Comment 9 Mark Johnston freebsd_committer freebsd_triage 2019-03-21 06:32:54 UTC
I don't quite understand why the test is generating these errors in the first place.  If the checksum is failing, it means that we saw the UFS2 magic number in the superblock, so we're probably not looking at random garbage.  Is it possible the taste is racing with synchronization of a new gmirror disk, and seeing a partial write of a copied superblock?
Comment 10 Kirk McKusick freebsd_committer freebsd_triage 2019-03-21 06:51:20 UTC
(In reply to Mark Johnston from comment #9)
It is an out-of-date superblock from a filesystem that did not do superblock check hashes (while the current one does do check-hashes). So the correct thing to do is just reject it silently rather than reporting why it was rejected.
Comment 11 Peter Holm freebsd_committer freebsd_triage 2019-03-21 11:43:01 UTC
The test uses a memory disk.
This is basically what the test does:

for i in `jot 8`; do
        while [ -f $cont ]; do
                for u in md${u1}p2 md${u1}p3; do
                        gmirror forget test
                        gmirror remove test $u
                        gmirror insert test $u
                done 2>/dev/null
        done &
done
Comment 12 Peter Holm freebsd_committer freebsd_triage 2019-03-22 07:14:17 UTC
I have uploaded a self contained version of the test scenario to:
https://people.freebsd.org/~pho/graid1_7s2.sh
I have run this on three different hosts, all with the same result.
Comment 13 commit-hook freebsd_committer freebsd_triage 2019-08-06 18:10:53 UTC
A commit references this bug:

Author: mckusick
Date: Tue Aug  6 18:10:34 UTC 2019
New revision: 350651
URL: https://svnweb.freebsd.org/changeset/base/350651

Log:
  A race condition existed between the time a UFS/FFS superblock check
  hash was computed and the time that the superblock was copied to a
  buffer to be written to disk. The result was a failed superblock
  check hash the next time that the superblock was read.

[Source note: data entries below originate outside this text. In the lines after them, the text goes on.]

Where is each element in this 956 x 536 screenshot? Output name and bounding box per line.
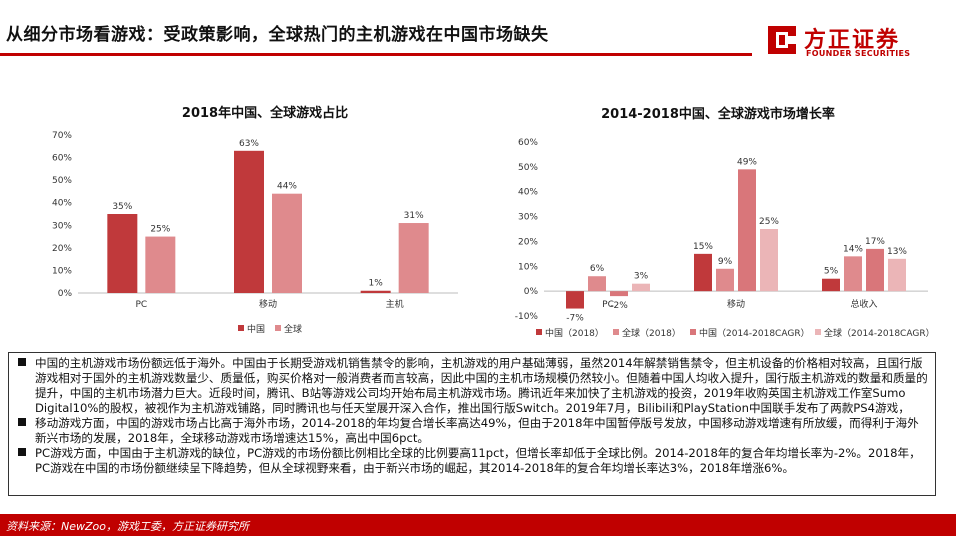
data-label: 25%	[150, 225, 170, 235]
chart-game-growth-2014-2018: 2014-2018中国、全球游戏市场增长率 -10% 0% 10% 20% 30% 40% 5…	[515, 106, 935, 339]
data-label: 31%	[404, 211, 424, 221]
paragraph-mobile: 移动游戏方面，中国的游戏市场占比高于海外市场，2014-2018的年均复合增长率…	[15, 416, 929, 446]
y-tick-label: 0%	[524, 287, 539, 297]
legend-swatch	[815, 329, 821, 335]
chart-title: 2018年中国、全球游戏占比	[182, 105, 348, 121]
bar	[398, 223, 429, 293]
data-label: 13%	[887, 247, 907, 257]
bar	[760, 229, 778, 292]
y-tick-label: -10%	[515, 312, 539, 322]
data-label: 14%	[843, 244, 863, 254]
data-label: -7%	[566, 314, 584, 324]
y-tick-label: 60%	[52, 154, 72, 164]
chart-game-share-2018: 2018年中国、全球游戏占比 0% 10% 20% 30% 40% 50% 60% 70% PC 3…	[52, 105, 458, 335]
y-tick-label: 50%	[52, 176, 72, 186]
founder-logo-icon	[768, 26, 796, 54]
y-tick-label: 0%	[58, 289, 73, 299]
paragraph-text: 中国的主机游戏市场份额远低于海外。中国由于长期受游戏机销售禁令的影响，主机游戏的…	[35, 356, 928, 415]
y-tick-label: 20%	[518, 237, 538, 247]
data-label: 15%	[693, 242, 713, 252]
paragraph-console: 中国的主机游戏市场份额远低于海外。中国由于长期受游戏机销售禁令的影响，主机游戏的…	[15, 356, 929, 416]
chart-title: 2014-2018中国、全球游戏市场增长率	[601, 106, 835, 122]
data-label: 63%	[239, 139, 259, 149]
bar	[234, 150, 264, 293]
bar	[888, 258, 906, 292]
legend-swatch	[238, 325, 244, 331]
bar	[844, 256, 862, 292]
x-category-label: 移动	[259, 298, 277, 310]
bar	[272, 193, 302, 293]
bar	[566, 291, 584, 309]
legend-entry: 全球（2018）	[622, 327, 681, 339]
bar	[716, 268, 734, 292]
square-bullet-icon	[18, 358, 26, 366]
data-label: 1%	[369, 279, 384, 289]
data-label: 49%	[737, 157, 757, 167]
legend-entry: 中国（2014-2018CAGR）	[699, 327, 810, 339]
legend-swatch	[275, 325, 281, 331]
data-label: 17%	[865, 237, 885, 247]
y-tick-label: 10%	[52, 266, 72, 276]
x-category-label: PC	[135, 300, 147, 310]
y-tick-label: 40%	[52, 199, 72, 209]
footer-band	[0, 514, 956, 536]
legend-swatch	[690, 329, 696, 335]
legend-entry: 全球	[284, 323, 302, 335]
y-tick-label: 60%	[518, 138, 538, 148]
y-tick-label: 70%	[52, 131, 72, 141]
y-tick-label: 10%	[518, 262, 538, 272]
analysis-text-box: 中国的主机游戏市场份额远低于海外。中国由于长期受游戏机销售禁令的影响，主机游戏的…	[8, 352, 936, 496]
legend-swatch	[536, 329, 542, 335]
data-label: 6%	[590, 264, 605, 274]
data-label: 25%	[759, 217, 779, 227]
y-tick-label: 40%	[518, 188, 538, 198]
x-category-label: PC	[602, 300, 614, 310]
bar	[145, 236, 176, 293]
x-category-label: 总收入	[850, 298, 877, 310]
legend-entry: 全球（2014-2018CAGR）	[824, 327, 935, 339]
legend-entry: 中国	[247, 323, 265, 335]
data-label: 3%	[634, 272, 649, 282]
bar	[822, 278, 840, 292]
x-category-label: 主机	[386, 298, 404, 310]
y-tick-label: 50%	[518, 163, 538, 173]
header-divider	[0, 53, 752, 56]
y-tick-label: 30%	[518, 213, 538, 223]
logo-text-en: FOUNDER SECURITIES	[806, 49, 911, 58]
bar	[610, 291, 628, 297]
x-category-label: 移动	[727, 298, 745, 310]
paragraph-pc: PC游戏方面，中国由于主机游戏的缺位，PC游戏的市场份额比例相比全球的比例要高1…	[15, 446, 929, 476]
data-label: 35%	[112, 202, 132, 212]
square-bullet-icon	[18, 448, 26, 456]
bar	[632, 283, 650, 292]
bar	[694, 253, 712, 292]
data-label: 44%	[277, 182, 297, 192]
square-bullet-icon	[18, 418, 26, 426]
bar	[866, 248, 884, 292]
data-label: 5%	[824, 267, 839, 277]
data-label: -2%	[610, 301, 628, 311]
logo-text-cn: 方正证券	[804, 28, 901, 53]
bar	[588, 276, 606, 292]
bar	[738, 169, 756, 292]
paragraph-text: PC游戏方面，中国由于主机游戏的缺位，PC游戏的市场份额比例相比全球的比例要高1…	[35, 446, 921, 475]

  The fix is to compute the check hash after the superblock has been
  copied to a buffer to be written.

  PR:           236504
  Reported by:  Peter Holm
  Tested by:    Peter Holm
  Sponsored by: Netflix

Changes:
  head/sys/ufs/ffs/ffs_vfsops.c
Comment 14 Kirk McKusick freebsd_committer freebsd_triage 2019-08-06 18:16:26 UTC
The -r350651 commit resolves the check-hash failures.

No need to MFC as superblock check hashes are not in 12-stable.